Public sector funds were originally designed for people working for federal or state government departments. Most are still reserved for government employees.

Corporate funds are arranged by employers for their employees.

Self-managed super funds are private superannuation funds that allow people to directly invest their money.

Is superannuation paid on unused annual leave?

If your employment is terminated, superannuation will not be paid on unused annual leave.

Can I choose a superannuation fund or does my employer choose one for me?

Most people can choose their own superannuation fund. However, you might not have this option if you are a member of certain defined benefit funds or covered by certain industrial agreements. If you don’t choose a superannuation fund, your employer will choose one for you.

What are my superannuation obligations if I'm an employer?

Employers are required to pay superannuation to all their staff if the staff are:

  • Over 18 and earn more than $450 before tax in a calendar month
  • Under 18, work more than 30 hours per week and earn more than $450 before tax in a calendar month

This applies even if the staff are casual employees, part-time employees, contractors (provided the contract is mainly for their labour) or temporary residents.

Is superannuation paid on overtime?

As the Australian Taxation Office explains, there are times when superannuation is paid on overtime and times when it isn’t.

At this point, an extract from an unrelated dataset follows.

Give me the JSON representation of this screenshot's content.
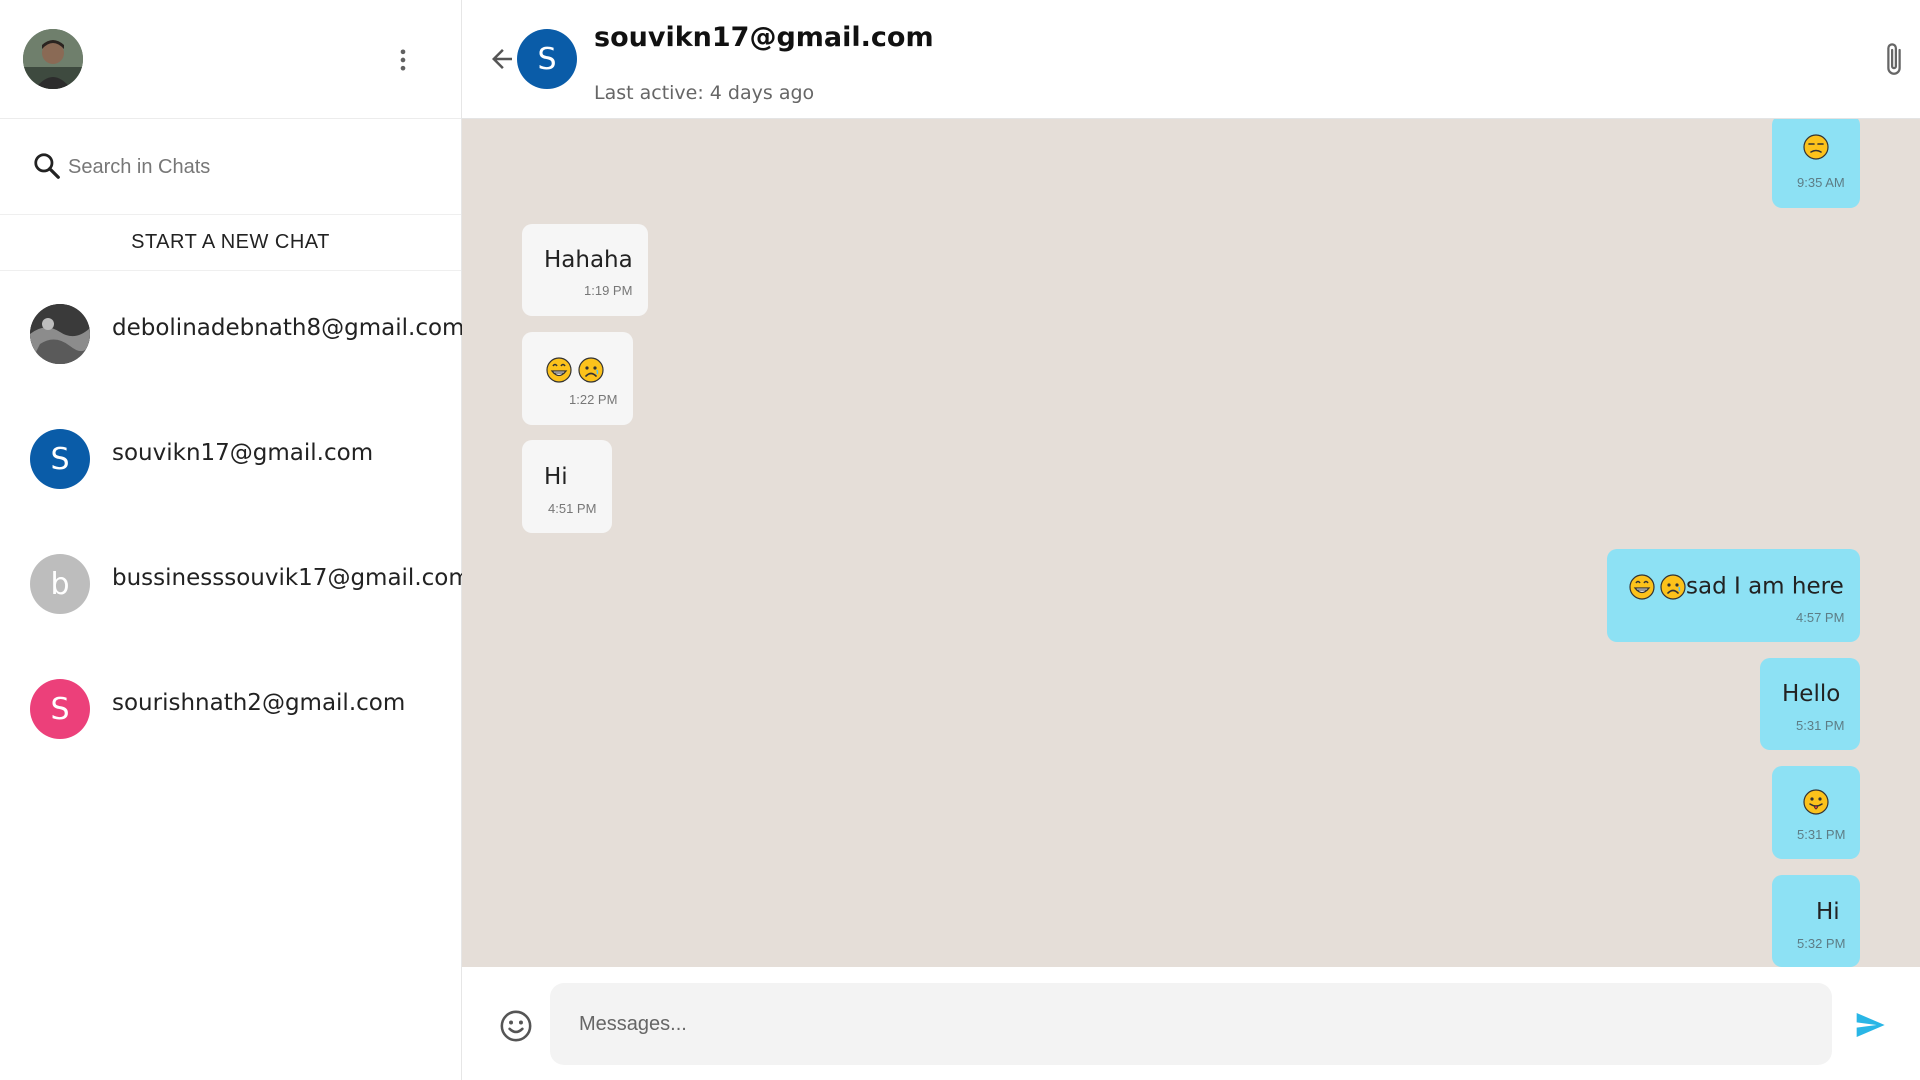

Here is the ATO’s summary:

Payment type Is superannuation paid?
Overtime hours – award stipulates ordinary hours to be worked and employee works additional hours for which they are paid overtime rates No
Overtime hours – agreement prevails over award No
Agreement supplanting award removes distinction between ordinary hours and other hours Yes – all hours worked
No ordinary hours of work stipulated Yes – all hours worked
Casual employee: shift loadings Yes
Casual employee: overtime payments No
Casual employee whose hours are paid at overtime rates due to a ‘bandwidth’ clause No
Piece-rates – no ordinary hours of work stipulated Yes
Overtime component of earnings based on hourly-driving-rate method stipulated in award No

What contributions can SMSFs accept?

SMSFs can accept mandated employer contributions from an employer at any time (Funds need an electronic service address to receive the contributions).

However, SMSFs can’t accept contributions from members who don’t have tax file numbers.

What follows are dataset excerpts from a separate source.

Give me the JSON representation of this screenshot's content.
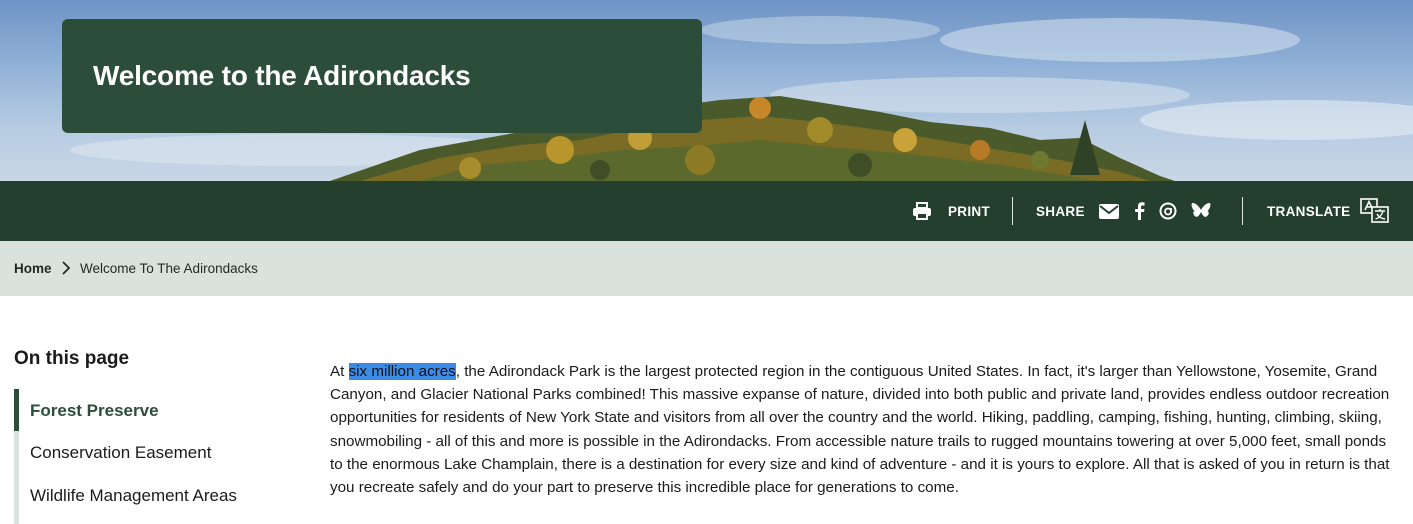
{
  "hero": {
    "title": "Welcome to the Adirondacks"
  },
  "toolbar": {
    "print_label": "PRINT",
    "share_label": "SHARE",
    "translate_label": "TRANSLATE",
    "share_icons": [
      "email-icon",
      "facebook-icon",
      "threads-icon",
      "bluesky-icon"
    ],
    "print_icon": "printer-icon",
    "translate_icon": "translate-icon"
  },
  "breadcrumb": {
    "home": "Home",
    "current": "Welcome To The Adirondacks"
  },
  "sidebar": {
    "title": "On this page",
    "items": [
      {
        "label": "Forest Preserve",
        "active": true
      },
      {
        "label": "Conservation Easement",
        "active": false
      },
      {
        "label": "Wildlife Management Areas",
        "active": false
      }
    ]
  },
  "main": {
    "intro_prefix": "At ",
    "intro_highlight": "six million acres",
    "intro_rest": ", the Adirondack Park is the largest protected region in the contiguous United States. In fact, it's larger than Yellowstone, Yosemite, Grand Canyon, and Glacier National Parks combined! This massive expanse of nature, divided into both public and private land, provides endless outdoor recreation opportunities for residents of New York State and visitors from all over the country and the world. Hiking, paddling, camping, fishing, hunting, climbing, skiing, snowmobiling - all of this and more is possible in the Adirondacks. From accessible nature trails to rugged mountains towering at over 5,000 feet, small ponds to the enormous Lake Champlain, there is a destination for every size and kind of adventure - and it is yours to explore. All that is asked of you in return is that you recreate safely and do your part to preserve this incredible place for generations to come."
  },
  "colors": {
    "header_green": "#253f2e",
    "title_box_green": "#2c4d39",
    "breadcrumb_bg": "#d9e2dc",
    "selection_blue": "#3c8ce7"
  }
}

Also, they generally can’t accept assets as contributions from members and they generally can’t accept non-mandated contributions for members who are 75 or older.

What are reportable employer superannuation contributions?

Reportable employer superannuation contributions are special contributions that an employer makes on top of the regular compulsory contributions. One example would be contributions made as part of a salary sacrifice arrangement.

What is lost superannuation?

Lost superannuation refers to savings in an account that you’ve forgotten about. This can happen if you’ve opened several different accounts over the years while moving from job to job.

What are ethical investment superannuation funds?

Ethical investment funds limit themselves to making ‘ethical’ investments (which each fund defines according to its own principles). For example, ethical funds might avoid investing in companies or industries that are linked to human suffering or environmental damage.

What happens if my employer falls behind on my superannuation payments?

The Australian Taxation Office will investigate if your employer falls behind on your superannuation payments or doesn’t pay at all. You can report your employer with this online tool.

What are government co-contributions?

A government co-contribution is a bonus payment from the federal government into your superannuation account – but it comes with conditions. First, the government will only make a co-contribution if you make a personal contribution. Second, the government will only contribute a maximum of $500. Third, the government will only make co-contributions for people on low and medium incomes. The Australian Taxation Office will calculation whether you’re entitled to a government co-contribution when you lodge your tax return. The size of any co-contribution depends on the size of your personal contribution and income.